Since the 1970s, Kathleen Farrell has painted murals that portray the lives of communities and working people from the walls of Joliet to the halls of international unions in Washington, D.C.  Whether the mural is for the Will-Grundy Counties Central Trades and Labor Council or Jobs with Justice, Farrell’s unique use of realism and rich colors seem to shine rays of light upon her subjects and do honor to the dignity and craft of men and women on the job: poultry workers, bricklayers, printers, laborers, electricians, service workers, stonecutters, canal workers, and musicians. Often not overtly political, the beauty of the workers and community people in the murals explicitly challenges the viewer to recognize the real builders of this country.  Mentored by Mark Rogovin (who help to form Public Art Workshop and Chicago Muralist Group),  Farrell teaches others to make murals through the Labor Heritage Foundation Great Labor Arts Exchange and the Friends of Community Art in Joliet, and consistently brings members into the experience of painting.

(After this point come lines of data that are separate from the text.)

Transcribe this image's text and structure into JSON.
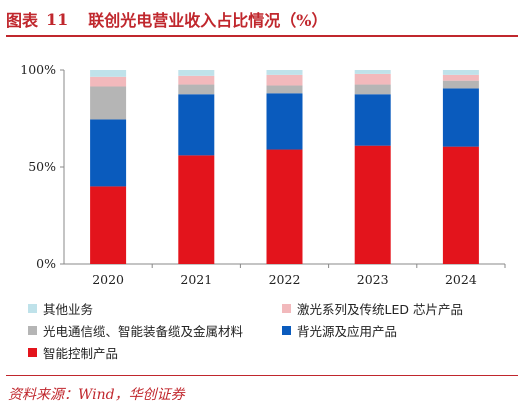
{
  "header": {
    "fig_label": "图表",
    "fig_number": "11",
    "title": "联创光电营业收入占比情况（%）"
  },
  "footer": {
    "source": "资料来源：Wind，华创证券"
  },
  "colors": {
    "accent": "#c0272d"
  },
  "chart_data": {
    "type": "bar",
    "stacked": true,
    "title": "联创光电营业收入占比情况（%）",
    "xlabel": "",
    "ylabel": "",
    "ylim": [
      0,
      100
    ],
    "yticks": [
      "0%",
      "50%",
      "100%"
    ],
    "grid": false,
    "legend_position": "bottom",
    "categories": [
      "2020",
      "2021",
      "2022",
      "2023",
      "2024"
    ],
    "series": [
      {
        "name": "智能控制产品",
        "color": "#e3141c",
        "values": [
          40,
          56,
          59,
          61,
          60.5
        ]
      },
      {
        "name": "背光源及应用产品",
        "color": "#0a5bbd",
        "values": [
          34.5,
          31.5,
          29,
          26.5,
          30
        ]
      },
      {
        "name": "光电通信缆、智能装备缆及金属材料",
        "color": "#b5b5b5",
        "values": [
          17,
          5,
          4,
          5,
          4
        ]
      },
      {
        "name": "激光系列及传统LED 芯片产品",
        "color": "#f2b9bc",
        "values": [
          5,
          4.5,
          5.5,
          5.5,
          3
        ]
      },
      {
        "name": "其他业务",
        "color": "#bfe2ea",
        "values": [
          3.5,
          3,
          2.5,
          2,
          2.5
        ]
      }
    ]
  }
}
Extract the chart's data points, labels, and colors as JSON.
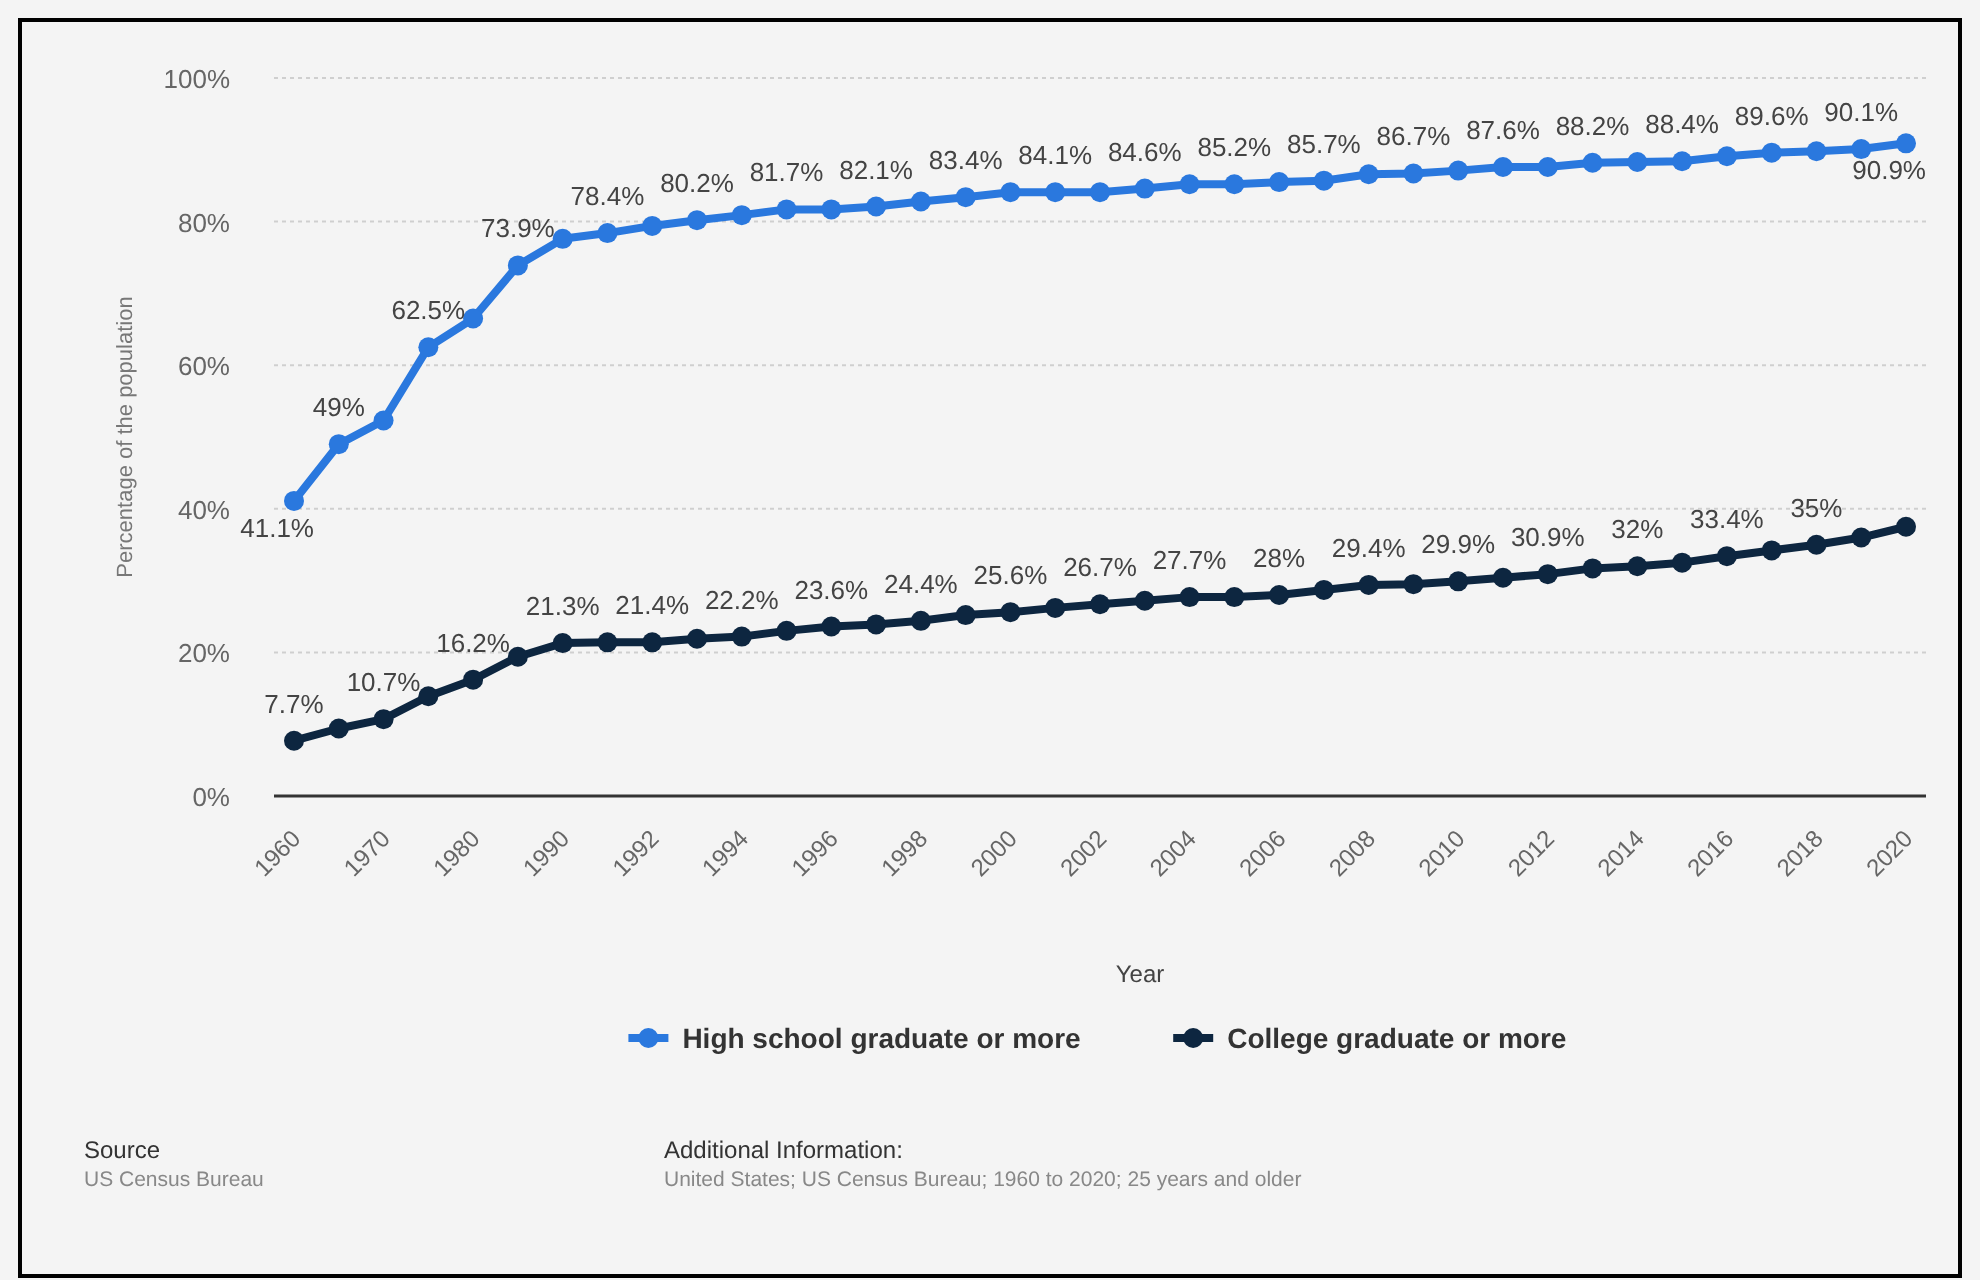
{
  "chart_data": {
    "type": "line",
    "xlabel": "Year",
    "ylabel": "Percentage of the population",
    "categories": [
      "1960",
      null,
      "1970",
      null,
      "1980",
      null,
      "1990",
      null,
      "1992",
      null,
      "1994",
      null,
      "1996",
      null,
      "1998",
      null,
      "2000",
      null,
      "2002",
      null,
      "2004",
      null,
      "2006",
      null,
      "2008",
      null,
      "2010",
      null,
      "2012",
      null,
      "2014",
      null,
      "2016",
      null,
      "2018",
      null,
      "2020"
    ],
    "series": [
      {
        "name": "High school graduate or more",
        "color": "#2a78de",
        "values": [
          41.1,
          49.0,
          52.3,
          62.5,
          66.5,
          73.9,
          77.6,
          78.4,
          79.4,
          80.2,
          80.9,
          81.7,
          81.7,
          82.1,
          82.8,
          83.4,
          84.1,
          84.1,
          84.1,
          84.6,
          85.2,
          85.2,
          85.5,
          85.7,
          86.6,
          86.7,
          87.1,
          87.6,
          87.6,
          88.2,
          88.3,
          88.4,
          89.1,
          89.6,
          89.8,
          90.1,
          90.9
        ],
        "value_labels": [
          "41.1%",
          "49%",
          null,
          "62.5%",
          null,
          "73.9%",
          null,
          "78.4%",
          null,
          "80.2%",
          null,
          "81.7%",
          null,
          "82.1%",
          null,
          "83.4%",
          null,
          "84.1%",
          null,
          "84.6%",
          null,
          "85.2%",
          null,
          "85.7%",
          null,
          "86.7%",
          null,
          "87.6%",
          null,
          "88.2%",
          null,
          "88.4%",
          null,
          "89.6%",
          null,
          "90.1%",
          "90.9%"
        ]
      },
      {
        "name": "College graduate or more",
        "color": "#0d2640",
        "values": [
          7.7,
          9.4,
          10.7,
          13.9,
          16.2,
          19.4,
          21.3,
          21.4,
          21.4,
          21.9,
          22.2,
          23.0,
          23.6,
          23.9,
          24.4,
          25.2,
          25.6,
          26.2,
          26.7,
          27.2,
          27.7,
          27.7,
          28.0,
          28.7,
          29.4,
          29.5,
          29.9,
          30.4,
          30.9,
          31.7,
          32.0,
          32.5,
          33.4,
          34.2,
          35.0,
          36.0,
          37.5
        ],
        "value_labels": [
          "7.7%",
          null,
          "10.7%",
          null,
          "16.2%",
          null,
          "21.3%",
          null,
          "21.4%",
          null,
          "22.2%",
          null,
          "23.6%",
          null,
          "24.4%",
          null,
          "25.6%",
          null,
          "26.7%",
          null,
          "27.7%",
          null,
          "28%",
          null,
          "29.4%",
          null,
          "29.9%",
          null,
          "30.9%",
          null,
          "32%",
          null,
          "33.4%",
          null,
          "35%",
          null,
          null
        ]
      }
    ],
    "ylim": [
      0,
      100
    ],
    "yticks": [
      {
        "value": 0,
        "label": "0%"
      },
      {
        "value": 20,
        "label": "20%"
      },
      {
        "value": 40,
        "label": "40%"
      },
      {
        "value": 60,
        "label": "60%"
      },
      {
        "value": 80,
        "label": "80%"
      },
      {
        "value": 100,
        "label": "100%"
      }
    ],
    "grid": "y",
    "legend": "bottom",
    "marker": "circle",
    "line_style": "solid",
    "annotations": [
      "Source",
      "US Census Bureau",
      "Additional Information:",
      "United States; US Census Bureau; 1960 to 2020; 25 years and older"
    ]
  }
}
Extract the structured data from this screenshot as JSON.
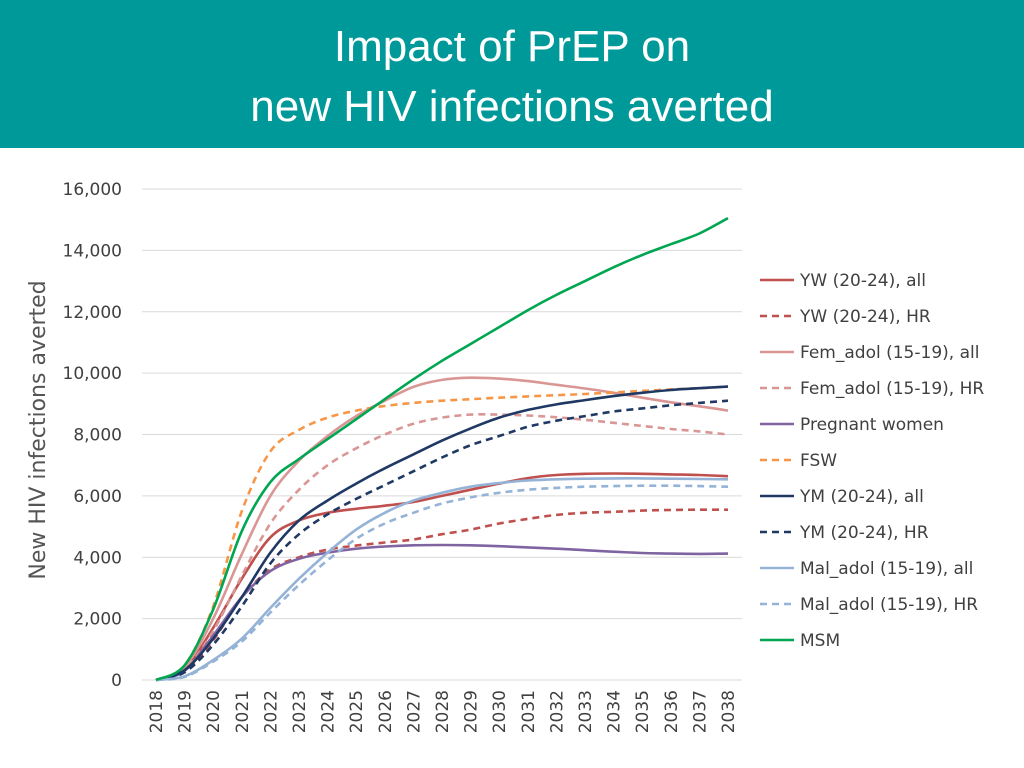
{
  "header": {
    "title_line1": "Impact of PrEP on",
    "title_line2": "new HIV infections averted",
    "background": "#009999"
  },
  "chart_data": {
    "type": "line",
    "title": "Impact of PrEP on new HIV infections averted",
    "xlabel": "",
    "ylabel": "New HIV infections averted",
    "ylim": [
      0,
      16000
    ],
    "yticks": [
      0,
      2000,
      4000,
      6000,
      8000,
      10000,
      12000,
      14000,
      16000
    ],
    "ytick_labels": [
      "0",
      "2,000",
      "4,000",
      "6,000",
      "8,000",
      "10,000",
      "12,000",
      "14,000",
      "16,000"
    ],
    "grid": true,
    "legend_position": "right",
    "x": [
      2018,
      2019,
      2020,
      2021,
      2022,
      2023,
      2024,
      2025,
      2026,
      2027,
      2028,
      2029,
      2030,
      2031,
      2032,
      2033,
      2034,
      2035,
      2036,
      2037,
      2038
    ],
    "x_labels": [
      "2018",
      "2019",
      "2020",
      "2021",
      "2022",
      "2023",
      "2024",
      "2025",
      "2026",
      "2027",
      "2028",
      "2029",
      "2030",
      "2031",
      "2032",
      "2033",
      "2034",
      "2035",
      "2036",
      "2037",
      "2038"
    ],
    "series": [
      {
        "name": "YW (20-24), all",
        "color": "#C0504D",
        "dashed": false,
        "values": [
          0,
          350,
          1700,
          3300,
          4650,
          5200,
          5450,
          5580,
          5680,
          5800,
          6000,
          6200,
          6400,
          6580,
          6680,
          6720,
          6730,
          6720,
          6700,
          6680,
          6640
        ]
      },
      {
        "name": "YW (20-24), HR",
        "color": "#C0504D",
        "dashed": true,
        "values": [
          0,
          300,
          1300,
          2700,
          3600,
          4000,
          4250,
          4380,
          4480,
          4580,
          4750,
          4900,
          5100,
          5250,
          5380,
          5450,
          5480,
          5520,
          5540,
          5550,
          5550
        ]
      },
      {
        "name": "Fem_adol (15-19), all",
        "color": "#D99694",
        "dashed": false,
        "values": [
          0,
          420,
          2000,
          4100,
          6000,
          7150,
          7950,
          8600,
          9100,
          9550,
          9780,
          9850,
          9820,
          9740,
          9620,
          9500,
          9360,
          9200,
          9050,
          8920,
          8780
        ]
      },
      {
        "name": "Fem_adol (15-19), HR",
        "color": "#D99694",
        "dashed": true,
        "values": [
          0,
          350,
          1600,
          3400,
          5100,
          6200,
          7000,
          7550,
          8000,
          8350,
          8550,
          8650,
          8650,
          8620,
          8560,
          8480,
          8380,
          8280,
          8180,
          8100,
          8000
        ]
      },
      {
        "name": "Pregnant women",
        "color": "#8064A2",
        "dashed": false,
        "values": [
          0,
          300,
          1450,
          2700,
          3550,
          3950,
          4150,
          4280,
          4350,
          4390,
          4400,
          4390,
          4360,
          4320,
          4280,
          4230,
          4180,
          4140,
          4120,
          4110,
          4120
        ]
      },
      {
        "name": "FSW",
        "color": "#F79646",
        "dashed": true,
        "values": [
          0,
          480,
          2400,
          5500,
          7450,
          8150,
          8550,
          8780,
          8930,
          9030,
          9100,
          9150,
          9200,
          9240,
          9280,
          9320,
          9370,
          9420,
          9470,
          9510,
          9560
        ]
      },
      {
        "name": "YM (20-24), all",
        "color": "#1F3864",
        "dashed": false,
        "values": [
          0,
          320,
          1350,
          2700,
          4150,
          5200,
          5850,
          6400,
          6900,
          7350,
          7800,
          8200,
          8550,
          8800,
          8980,
          9120,
          9250,
          9360,
          9450,
          9510,
          9560
        ]
      },
      {
        "name": "YM (20-24), HR",
        "color": "#1F3864",
        "dashed": true,
        "values": [
          0,
          250,
          1150,
          2400,
          3800,
          4750,
          5400,
          5900,
          6350,
          6800,
          7250,
          7650,
          7950,
          8250,
          8450,
          8600,
          8750,
          8850,
          8950,
          9030,
          9100
        ]
      },
      {
        "name": "Mal_adol (15-19), all",
        "color": "#95B3D7",
        "dashed": false,
        "values": [
          0,
          120,
          650,
          1350,
          2350,
          3300,
          4150,
          4900,
          5450,
          5850,
          6100,
          6300,
          6420,
          6500,
          6540,
          6560,
          6570,
          6570,
          6560,
          6550,
          6540
        ]
      },
      {
        "name": "Mal_adol (15-19), HR",
        "color": "#95B3D7",
        "dashed": true,
        "values": [
          0,
          100,
          600,
          1250,
          2200,
          3100,
          3900,
          4600,
          5100,
          5450,
          5750,
          5950,
          6100,
          6200,
          6260,
          6300,
          6320,
          6330,
          6330,
          6320,
          6300
        ]
      },
      {
        "name": "MSM",
        "color": "#00A651",
        "dashed": false,
        "values": [
          0,
          480,
          2300,
          4850,
          6450,
          7200,
          7850,
          8500,
          9150,
          9800,
          10400,
          10950,
          11500,
          12050,
          12550,
          13000,
          13450,
          13850,
          14200,
          14550,
          15050
        ]
      }
    ]
  }
}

She says, “Workers in general have not been exposed to the pleasure and power of art, and by bringing them together to paint the mural, they found it was fun, exciting, and interesting…It was something that enriched their lives, something they’d never thought about before.” In 1991, Farrell co-founded the Friends of Community Public Art with Kathleen Scarboro and others which has transformed Joliet’s walls into a testament to the history of this this important working class city.  The ILHS also recognizes the instrumental collaborative work of Katherine Scarboro.  Farrell lives in Joliet.


Mike Alewitz

The ILHS Union Hall of Honor recognizes the mural work and other artistic agiprop for justice of Mike Alewitz.  Most known in Chicago for his “Teamsters Power” mural, Alewitz has created murals, banners, puppets, and memorials to promote and be part of the struggles for human rights, dignity, and liberty.  Unlike the WPA murals that could not depict any overt political message, Alewitz’s powerful murals do not hide and take any prisoners.  Alewitz says, “I don’t paint murals that are easily understood.  Art must be challenging.  And the labor movement must be challenged and we must be challenged.” In his murals for international unions, Alewitz’s work has taken have him to Chernobyl in the Ukraine to Mexico.  Like, Farrell, Alewitz brings the community into the powerful activity of painting murals that he has created. He teaches at Central Connecticut State College and co-runs the Labor Art and Mural Project. The ILHS also recognizes Daniel Manrique Ariras, a Mexican muralist that made the UE hall mural and collaborated with Alewitz on a UE Chicago-Mexico project.